I am in the process of developing cloud services in which synchronises local databases (an order taking POS system) to a central remote database. Our remote database is running the latest version of mysql 5.6 with innoDB table engine for each of the tables. Basically it acts as a transactional database that experiences a lot of transactions mainly writing to (ie. INSERT and UPDATE) and some times experiences reading when viewing reports etc. Inevitably we experienced our first database deadlock (please note this occurred prior to upgrading mysql 5.6), and my understanding of the cause of deadlock may of been where there are 2 connections trying to either READ or WRITE to a row at the same time. I also understand deadlocks are common and require correct code to try/catch deadlocks in which I believe I have managed to accomplish. In order to mitigate deadlocks I was thinking of setting up 2 databases which are a mirror of each other A) Database that is written to b) Database that is read

Basically the syncing from local to remote will be writing to database A, and using rsync in the background would mirror database A to B, which database B would be used to read and query the reports, since rsync doesn't use database connections to read the data for syncing.

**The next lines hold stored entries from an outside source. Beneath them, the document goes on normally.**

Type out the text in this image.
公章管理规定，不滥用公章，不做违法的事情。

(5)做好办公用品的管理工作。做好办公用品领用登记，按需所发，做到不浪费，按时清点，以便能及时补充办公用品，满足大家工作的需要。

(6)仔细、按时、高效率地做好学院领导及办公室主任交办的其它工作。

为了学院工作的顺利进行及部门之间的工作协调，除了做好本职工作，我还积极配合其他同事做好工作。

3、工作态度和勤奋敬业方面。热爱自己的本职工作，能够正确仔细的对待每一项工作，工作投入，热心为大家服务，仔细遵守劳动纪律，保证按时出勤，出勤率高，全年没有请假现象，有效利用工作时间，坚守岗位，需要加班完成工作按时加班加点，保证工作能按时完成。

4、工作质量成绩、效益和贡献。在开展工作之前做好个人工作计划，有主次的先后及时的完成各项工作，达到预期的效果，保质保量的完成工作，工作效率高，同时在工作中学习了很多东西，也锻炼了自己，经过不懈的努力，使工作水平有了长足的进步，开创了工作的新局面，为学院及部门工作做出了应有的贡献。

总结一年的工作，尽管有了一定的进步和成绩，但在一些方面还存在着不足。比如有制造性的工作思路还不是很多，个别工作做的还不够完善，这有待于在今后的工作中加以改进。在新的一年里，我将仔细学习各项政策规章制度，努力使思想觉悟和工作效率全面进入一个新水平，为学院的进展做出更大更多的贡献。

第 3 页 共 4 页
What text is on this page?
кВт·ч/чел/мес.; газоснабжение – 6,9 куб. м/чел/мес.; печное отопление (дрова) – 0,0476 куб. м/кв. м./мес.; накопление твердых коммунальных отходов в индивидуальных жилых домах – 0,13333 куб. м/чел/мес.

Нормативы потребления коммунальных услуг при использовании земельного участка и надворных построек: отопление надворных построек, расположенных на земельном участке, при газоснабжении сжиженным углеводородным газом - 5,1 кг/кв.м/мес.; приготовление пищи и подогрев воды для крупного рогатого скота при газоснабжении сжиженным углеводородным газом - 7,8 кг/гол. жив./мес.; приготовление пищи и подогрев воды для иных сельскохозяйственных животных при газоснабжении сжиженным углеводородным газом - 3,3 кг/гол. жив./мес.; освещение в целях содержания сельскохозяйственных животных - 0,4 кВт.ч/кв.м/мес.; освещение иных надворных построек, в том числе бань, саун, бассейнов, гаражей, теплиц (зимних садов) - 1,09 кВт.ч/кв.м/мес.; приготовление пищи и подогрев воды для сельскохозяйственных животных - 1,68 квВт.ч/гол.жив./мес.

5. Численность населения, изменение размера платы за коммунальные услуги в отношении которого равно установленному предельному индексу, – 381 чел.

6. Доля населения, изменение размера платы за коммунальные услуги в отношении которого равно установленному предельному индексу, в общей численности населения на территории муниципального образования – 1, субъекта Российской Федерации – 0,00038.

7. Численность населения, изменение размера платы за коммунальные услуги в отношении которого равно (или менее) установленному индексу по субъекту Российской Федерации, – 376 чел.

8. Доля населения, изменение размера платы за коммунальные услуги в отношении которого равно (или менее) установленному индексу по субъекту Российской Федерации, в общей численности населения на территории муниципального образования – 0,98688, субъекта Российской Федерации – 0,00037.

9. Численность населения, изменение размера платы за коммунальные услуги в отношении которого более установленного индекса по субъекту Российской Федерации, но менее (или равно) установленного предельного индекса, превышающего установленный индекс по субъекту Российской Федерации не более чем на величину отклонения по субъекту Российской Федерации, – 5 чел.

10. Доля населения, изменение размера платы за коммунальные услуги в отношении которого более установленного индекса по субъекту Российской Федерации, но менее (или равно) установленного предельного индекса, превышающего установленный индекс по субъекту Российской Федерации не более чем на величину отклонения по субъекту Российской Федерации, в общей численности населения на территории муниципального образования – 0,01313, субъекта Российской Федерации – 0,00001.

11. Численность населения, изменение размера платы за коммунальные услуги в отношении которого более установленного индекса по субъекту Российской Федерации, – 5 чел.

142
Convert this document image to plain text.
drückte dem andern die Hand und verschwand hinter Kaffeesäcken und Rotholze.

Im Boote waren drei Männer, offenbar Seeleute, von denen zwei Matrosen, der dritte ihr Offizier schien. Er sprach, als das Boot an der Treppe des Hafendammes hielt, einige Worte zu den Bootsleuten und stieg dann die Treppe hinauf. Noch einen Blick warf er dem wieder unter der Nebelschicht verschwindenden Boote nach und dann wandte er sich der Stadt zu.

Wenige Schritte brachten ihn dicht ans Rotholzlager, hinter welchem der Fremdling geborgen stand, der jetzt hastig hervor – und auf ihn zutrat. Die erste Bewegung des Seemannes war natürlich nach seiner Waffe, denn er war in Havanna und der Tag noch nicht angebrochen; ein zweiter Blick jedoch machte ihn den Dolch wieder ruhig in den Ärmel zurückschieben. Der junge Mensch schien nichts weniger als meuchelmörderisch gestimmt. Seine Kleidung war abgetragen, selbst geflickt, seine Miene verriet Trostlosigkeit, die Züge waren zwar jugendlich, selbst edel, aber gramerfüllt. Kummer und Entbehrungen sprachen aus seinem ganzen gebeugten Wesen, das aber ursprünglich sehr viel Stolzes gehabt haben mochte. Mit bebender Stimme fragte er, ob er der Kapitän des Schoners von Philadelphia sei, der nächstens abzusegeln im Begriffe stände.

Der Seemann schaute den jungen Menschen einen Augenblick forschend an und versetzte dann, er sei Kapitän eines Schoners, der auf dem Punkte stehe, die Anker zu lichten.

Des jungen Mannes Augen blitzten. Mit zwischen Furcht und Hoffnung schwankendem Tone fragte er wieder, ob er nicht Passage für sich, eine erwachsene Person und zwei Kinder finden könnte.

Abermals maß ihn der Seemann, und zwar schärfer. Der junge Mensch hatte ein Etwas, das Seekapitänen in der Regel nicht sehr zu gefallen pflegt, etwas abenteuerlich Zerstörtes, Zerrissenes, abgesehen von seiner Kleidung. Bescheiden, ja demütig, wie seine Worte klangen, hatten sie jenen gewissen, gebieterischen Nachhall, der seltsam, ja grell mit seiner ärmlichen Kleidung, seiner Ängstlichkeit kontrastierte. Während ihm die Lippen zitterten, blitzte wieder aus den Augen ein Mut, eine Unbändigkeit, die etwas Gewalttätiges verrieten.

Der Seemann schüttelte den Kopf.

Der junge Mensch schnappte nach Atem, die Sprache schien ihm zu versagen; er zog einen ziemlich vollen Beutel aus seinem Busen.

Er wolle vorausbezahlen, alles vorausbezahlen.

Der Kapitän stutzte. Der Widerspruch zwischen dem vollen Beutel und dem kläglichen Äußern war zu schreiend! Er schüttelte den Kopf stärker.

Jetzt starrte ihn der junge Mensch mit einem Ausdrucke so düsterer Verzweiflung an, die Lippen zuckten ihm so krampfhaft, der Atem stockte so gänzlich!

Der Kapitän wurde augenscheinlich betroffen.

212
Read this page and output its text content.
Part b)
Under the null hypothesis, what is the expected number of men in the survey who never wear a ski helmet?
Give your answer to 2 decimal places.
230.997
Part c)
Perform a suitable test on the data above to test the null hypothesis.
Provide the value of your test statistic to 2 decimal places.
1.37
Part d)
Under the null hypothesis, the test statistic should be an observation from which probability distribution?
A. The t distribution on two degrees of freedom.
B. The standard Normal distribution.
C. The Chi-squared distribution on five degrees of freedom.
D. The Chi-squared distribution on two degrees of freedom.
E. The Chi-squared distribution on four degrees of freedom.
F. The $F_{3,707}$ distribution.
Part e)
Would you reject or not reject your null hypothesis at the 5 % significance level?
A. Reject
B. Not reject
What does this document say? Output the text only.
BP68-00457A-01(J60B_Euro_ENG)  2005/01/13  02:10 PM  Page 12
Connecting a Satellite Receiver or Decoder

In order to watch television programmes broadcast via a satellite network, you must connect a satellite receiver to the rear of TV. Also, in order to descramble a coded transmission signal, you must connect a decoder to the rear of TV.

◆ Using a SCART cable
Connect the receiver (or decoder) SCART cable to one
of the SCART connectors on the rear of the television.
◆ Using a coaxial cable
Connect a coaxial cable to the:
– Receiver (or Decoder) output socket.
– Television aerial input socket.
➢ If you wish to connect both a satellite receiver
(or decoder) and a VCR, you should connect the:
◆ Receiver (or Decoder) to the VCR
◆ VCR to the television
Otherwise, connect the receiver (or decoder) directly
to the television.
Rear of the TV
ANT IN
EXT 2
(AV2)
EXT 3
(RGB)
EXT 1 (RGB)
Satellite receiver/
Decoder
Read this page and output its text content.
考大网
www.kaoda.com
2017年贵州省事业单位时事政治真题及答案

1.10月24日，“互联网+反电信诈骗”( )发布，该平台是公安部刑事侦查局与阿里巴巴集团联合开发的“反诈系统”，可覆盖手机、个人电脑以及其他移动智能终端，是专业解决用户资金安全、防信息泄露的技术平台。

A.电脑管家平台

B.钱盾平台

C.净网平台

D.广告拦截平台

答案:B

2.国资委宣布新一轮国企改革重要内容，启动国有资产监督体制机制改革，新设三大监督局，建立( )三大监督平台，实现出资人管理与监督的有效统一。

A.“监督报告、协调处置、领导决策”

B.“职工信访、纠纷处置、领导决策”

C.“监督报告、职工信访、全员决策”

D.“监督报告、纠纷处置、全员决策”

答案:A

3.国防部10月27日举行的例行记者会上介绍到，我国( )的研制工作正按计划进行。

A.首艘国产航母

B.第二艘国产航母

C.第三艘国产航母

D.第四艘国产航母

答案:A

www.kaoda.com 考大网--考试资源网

My question is, would this structure work in terms of mitigating deadlocks and have any significant performance issues on the server?

I hope my question makes sense in what I am trying to achieve.

Thanks in advance.

3

There are 3 answers

3
rockcode On

Database replication can help in improving performance and availability. But, there can be various aspects you might want to review before starting to replicate databases.

I am assuming that you have turned on knobs to log slow queries. I would recommend to analyze and see if there are opportunities to optimize your problem causing queries. Another thing is, although it is not always easy to re-model your data, but it can help at times. Verify that your reporting queries are using the indexes as desired. You can look into data partitioning as well.

At some point, depending on your data volume and reporting requirements, you can very well think about using NoSQL databases for analytical data.

2
Zenilogix On

Deadlocks aren't a result of two connections trying to write to the same row at the same time. It's just a little bit more complex than that.

The sort of scenario which will produce a deadlock goes something like this:

There are two resources (could be two rows in a table, two tables, two files etc., which we will identify as "A" and "B").

  1. Connection #1 locks resource "A"
  2. Connection #2 locks resource "B"
  3. Connection #1 proceeds to attempt to lock "B" (while still holding its lock on "A"). Since connection #2 has "B" locked, connection #1 waits for the lock to be released
  4. Connection #2 (still holding its lock on "B") attempts to lock "A". Since connection #1 has "A" locked, connection #2 waits for that lock to be released.

Both connections are now in a state where each is waiting on the other to release its lock; they are deadlocked. The deadlock can only be broken by one connection aborting its action to release its lock, allowing the other to finish.

This sort of thing can happen at any level of granularity in a database from rows to pages to tables, and can happen with data or indexes. Leaving it to the database engine to do its own optimistic locking generally gives you best performance, but can result in deadlocks. You may need to do some of your inserts/updates in serializeable transations (although this will come at a performance penalty). Consider transactions which touch more than one table as potential participants in a deadlock scenario.

0
Rick James On

Give up on totally eliminating deadlocks. Focus on "mitigating" them.

Whenever practical, touch the tables and rows in some canonical order. A simple example is to sort the elements in an IN clause. I think that the following could cause a deadlock:

UPDATE ... WHERE id IN (3,7) -- in one connection
UPDATE ... WHERE id IN (7,3) -- in another connection

But if you sorted the ids in all transactions, the worst you would get is that one connection would wait for the other to release a row lock. (This is where innodb_lock_wait_timeout comes into play.)

Another example involves

BEGIN;
SELECT ... FROM table1  FOR UPDATE;
SELECT ... FROM table2  FOR UPDATE;
...
COMMIT;

Of course, there could be cases where you cannot predict which ids or tables are needed in a transaction, so you cannot do some simple sort. That's why you must be ready to catch deadlocks.

Simply replay the transaction when you do get a deadlock. OK, it may not be simple if you have other code interspersed in the the transaction.